By Mridhula Raghavan and Andrea Shalal-Esa
Oct 9 (Reuters) - CACI International on Wednesday said it would buy Six3 Systems Inc from private equity firm GTCR for about $820 million to strengthen its intelligence support services to the U.S. government, the company’s largest ever acquisition.
CACI said it has secured a financing commitment for $800 million and expects the deal to add to its adjusted earnings per share by at least 10 percent in 2014, at a time when declining U.S. defense spending is expected to weigh on revenues for many companies in the sector.
McLean, Virginia-based Six3 Systems specializes in human intelligence gathering and security services and technologies for biometrics and identification that support these activities. About 70 percent of the company’s work is in the intelligence arena, with 20 percent in defense and the rest in civilian work.
The company is expected to have revenue of about $470 million in 2013, CACI said.

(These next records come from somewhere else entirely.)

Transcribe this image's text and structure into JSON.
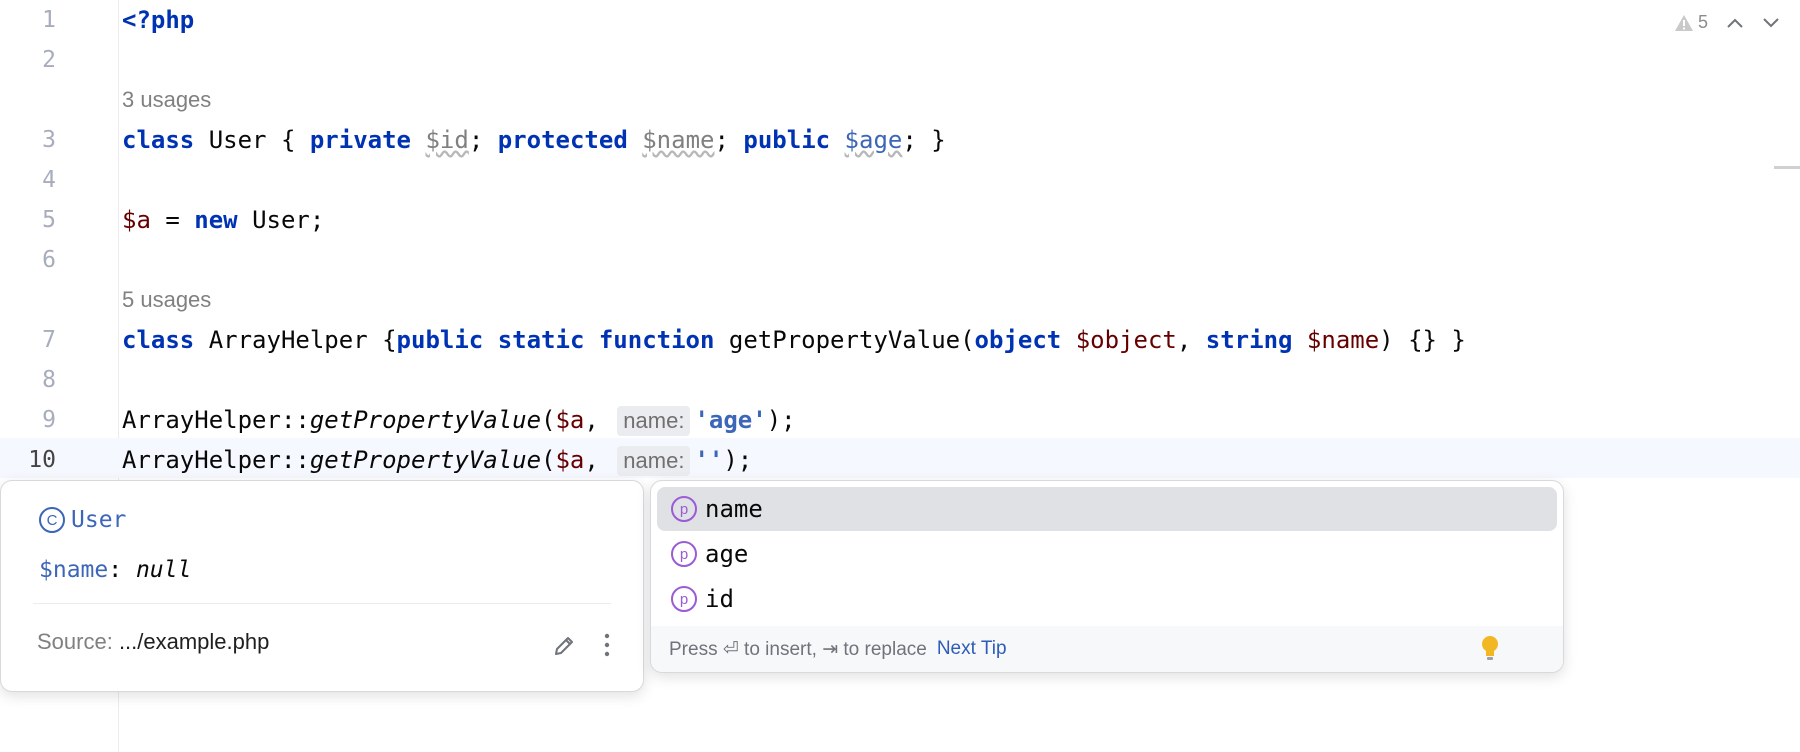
{
  "editor": {
    "line_numbers": [
      "1",
      "2",
      "3",
      "4",
      "5",
      "6",
      "7",
      "8",
      "9",
      "10"
    ],
    "usages": [
      "3 usages",
      "5 usages"
    ],
    "lines": {
      "l1": {
        "open": "<?php"
      },
      "l3": {
        "kw_class": "class",
        "name": "User",
        "brace_open": " { ",
        "kw_private": "private",
        "id": "$id",
        "semi1": "; ",
        "kw_protected": "protected",
        "name_var": "$name",
        "semi2": "; ",
        "kw_public": "public",
        "age": "$age",
        "end": "; }"
      },
      "l5": {
        "var": "$a",
        "eq": " = ",
        "kw_new": "new",
        "rest": " User;"
      },
      "l7": {
        "kw_class": "class",
        "name": " ArrayHelper {",
        "kw_public": "public",
        "kw_static": "static",
        "kw_function": "function",
        "fn": " getPropertyValue(",
        "kw_object": "object",
        "param1": "$object",
        "comma": ", ",
        "kw_string": "string",
        "param2": "$name",
        "end": ") {} }"
      },
      "l9": {
        "cls": "ArrayHelper::",
        "fn": "getPropertyValue",
        "open": "(",
        "var": "$a",
        "comma": ", ",
        "hint": "name:",
        "str": "'age'",
        "end": ");"
      },
      "l10": {
        "cls": "ArrayHelper::",
        "fn": "getPropertyValue",
        "open": "(",
        "var": "$a",
        "comma": ", ",
        "hint": "name:",
        "str": "''",
        "end": ");"
      }
    }
  },
  "top_right": {
    "warning_count": "5",
    "warn_icon": "warning-icon",
    "up_icon": "chevron-up-icon",
    "down_icon": "chevron-down-icon"
  },
  "doc_popup": {
    "class_label": "User",
    "class_icon_letter": "C",
    "member_var": "$name",
    "member_sep": ": ",
    "member_value": "null",
    "source_label": "Source: ",
    "source_path": ".../example.php"
  },
  "completion": {
    "items": [
      {
        "label": "name",
        "icon_letter": "p",
        "selected": true
      },
      {
        "label": "age",
        "icon_letter": "p",
        "selected": false
      },
      {
        "label": "id",
        "icon_letter": "p",
        "selected": false
      }
    ],
    "footer_text": "Press ⏎ to insert, ⇥ to replace",
    "next_tip": "Next Tip"
  },
  "colors": {
    "keyword": "#0033b3",
    "variable": "#660000",
    "hint_bg": "#ebecf0",
    "selection": "#dfe1e5",
    "property_icon": "#9b5bd6"
  }
}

CACI Chief Executive Ken Asbury told Reuters the acquisition would help accelerate CACI’s transition as it shifts into providing more technology-based “solutions” to government agencies and away from providing mainly services and staff.
CACI officials first began looking at Six3 Systems around the beginning of August and quickly realized that acquiring the firm could help CACI adapt more quickly to a changing federal market.
He said Six3 had also proven its ability to sell affordable “solutions” to U.S. government agencies during both upturns and downturns in the market, Asbury said.
The acquisition will give CACI access to an additional $15 billion or more of potential market opportunities, adding to the company’s current addressable market of around $210 to $215 billion, he said.
Analysts said the deal enhanced CACI’s long-term market position, but said CACI may have paid too much.
“Six3 enhances CACI’s long-term market position in our view, but could pressure short-term returns for investors, particularly in a budget slowdown,” William Loomis with Stifel wrote in an analyst note.
He said Six3 had shown superior growth and margin performance, but CACI’s price left “no room for impact from sequestration, margin pressure, and budget pressures.”
Tobey Sommer with SunTrust Robinson Humphrey said CACI paid “a considerable amount” but the final judgment about the firm’s valuation would depend upon future growth and whether it could sustain margins of around 14 percent at the EBITDA line.
“We will have to see how the business performs to be able to judge accurately whether it was a good fair price or too expensive,” he said.
Asbury said it had been difficult to find comparable valuations given the relative dearth of M&A activity as the sector waits for Washington to resolve the current budget impasse. But he said the deal made sense. “It exceeded our cost to capital, so to us it was a good business decision,” he said.
“We look really hard at culture and always take a long term view,” he said. “If we were to take a short term view, we wouldn’t do anything right now.”
CACI was advised by BofA Merrill Lynch. Squire Sanders (US) LLP and Latham & Watkins LLP were its legal advisers.
CACI shares were trading 1.3 percent or 88 cents lower at $66.43 on the New York Stock Exchange around early afternoon on Tuesday.